Tumor metastasis is a crucial impediment to the treatment of gastric cancer (GC), and the epithelial-to-mesenchymal transition (EMT) program plays a critical role for the initiation of GC metastasis. Thus, the aim of this study is to investigate the regulation of lnc-CTSLP4 in the EMT process during GC progression. We found that lnc-CTSLP4 was significantly downregulated in GC tumor tissues compared with adjacent non-tumor tissues, and its levels in GC tumor tissues were closely correlated with tumor local invasion, TNM stage, lymph node metastasis, and prognosis of GC patients. Loss- and gain-of-function assays indicated that lnc-CTSLP4 inhibited GC cell migration, invasion, and EMT in vitro, as well as peritoneal dissemination in vivo.

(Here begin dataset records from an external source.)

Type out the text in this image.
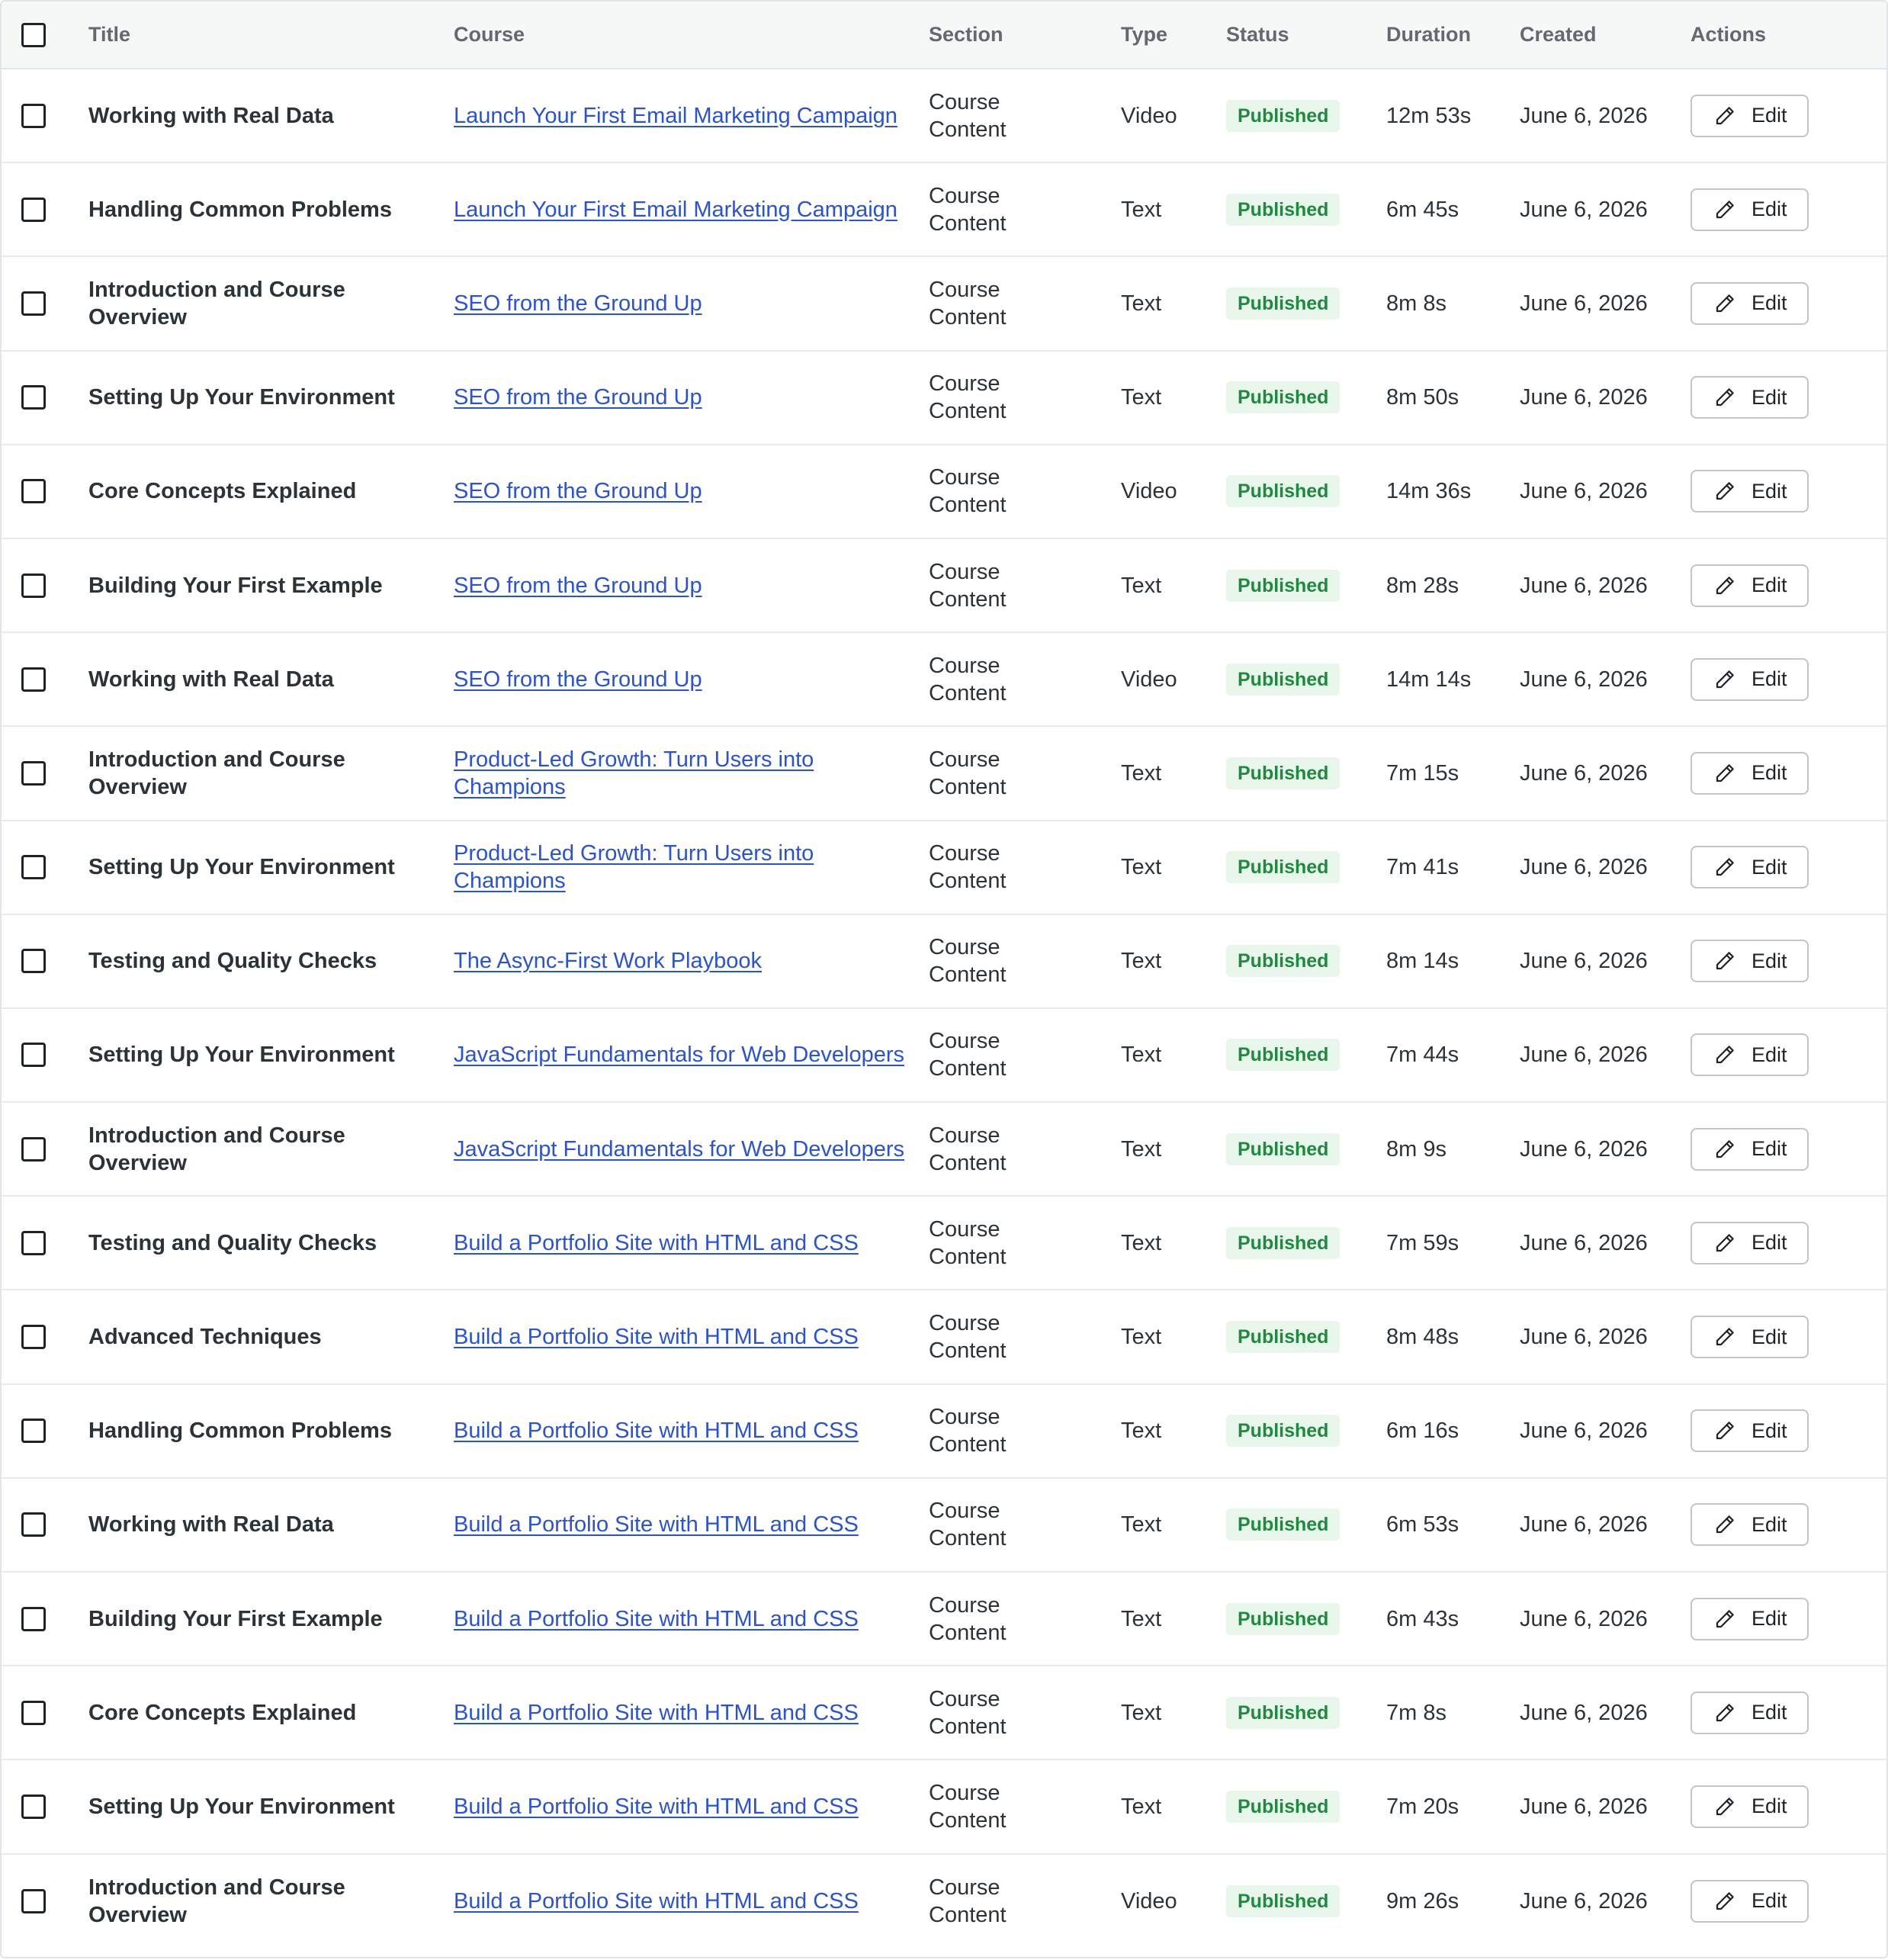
	Title	Course	Section	Type	Status	Duration	Created	Actions

	Working with Real Data	Launch Your First Email Marketing Campaign	Course Content	Video	Published	12m 53s	June 6, 2026	Edit

	Handling Common Problems	Launch Your First Email Marketing Campaign	Course Content	Text	Published	6m 45s	June 6, 2026	Edit

	Introduction and Course Overview	SEO from the Ground Up	Course Content	Text	Published	8m 8s	June 6, 2026	Edit

	Setting Up Your Environment	SEO from the Ground Up	Course Content	Text	Published	8m 50s	June 6, 2026	Edit

	Core Concepts Explained	SEO from the Ground Up	Course Content	Video	Published	14m 36s	June 6, 2026	Edit

	Building Your First Example	SEO from the Ground Up	Course Content	Text	Published	8m 28s	June 6, 2026	Edit

	Working with Real Data	SEO from the Ground Up	Course Content	Video	Published	14m 14s	June 6, 2026	Edit

	Introduction and Course Overview	Product-Led Growth: Turn Users into Champions	Course Content	Text	Published	7m 15s	June 6, 2026	Edit

	Setting Up Your Environment	Product-Led Growth: Turn Users into Champions	Course Content	Text	Published	7m 41s	June 6, 2026	Edit

	Testing and Quality Checks	The Async-First Work Playbook	Course Content	Text	Published	8m 14s	June 6, 2026	Edit

	Setting Up Your Environment	JavaScript Fundamentals for Web Developers	Course Content	Text	Published	7m 44s	June 6, 2026	Edit

	Introduction and Course Overview	JavaScript Fundamentals for Web Developers	Course Content	Text	Published	8m 9s	June 6, 2026	Edit

	Testing and Quality Checks	Build a Portfolio Site with HTML and CSS	Course Content	Text	Published	7m 59s	June 6, 2026	Edit

	Advanced Techniques	Build a Portfolio Site with HTML and CSS	Course Content	Text	Published	8m 48s	June 6, 2026	Edit

	Handling Common Problems	Build a Portfolio Site with HTML and CSS	Course Content	Text	Published	6m 16s	June 6, 2026	Edit

	Working with Real Data	Build a Portfolio Site with HTML and CSS	Course Content	Text	Published	6m 53s	June 6, 2026	Edit

	Building Your First Example	Build a Portfolio Site with HTML and CSS	Course Content	Text	Published	6m 43s	June 6, 2026	Edit

	Core Concepts Explained	Build a Portfolio Site with HTML and CSS	Course Content	Text	Published	7m 8s	June 6, 2026	Edit

	Setting Up Your Environment	Build a Portfolio Site with HTML and CSS	Course Content	Text	Published	7m 20s	June 6, 2026	Edit

	Introduction and Course Overview	Build a Portfolio Site with HTML and CSS	Course Content	Video	Published	9m 26s	June 6, 2026	Edit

Mechanistic analysis demonstrated that lnc-CTSLP4 could bind with Hsp90α/heterogeneous nuclear ribonucleoprotein AB (HNRNPAB) complex and recruit E3-ubiquitin ligase ZFP91 to induce the degradation of HNRNPAB, thus suppressing the transcriptional activation of Snail and ultimately reversing EMT of GC cells. Taken together, our results suggest that lnc-CTSLP4 is significantly downregulated in GC tumor tissues and inhibits metastatic potential of GC cells by attenuating HNRNPAB-dependent Snail transcription via interacting with Hsp90α and recruiting E3 ubiquitin ligase ZFP91, which shows that lnc-CTSLP4 could serve as a prognostic biomarker and therapeutic target for metastatic GC.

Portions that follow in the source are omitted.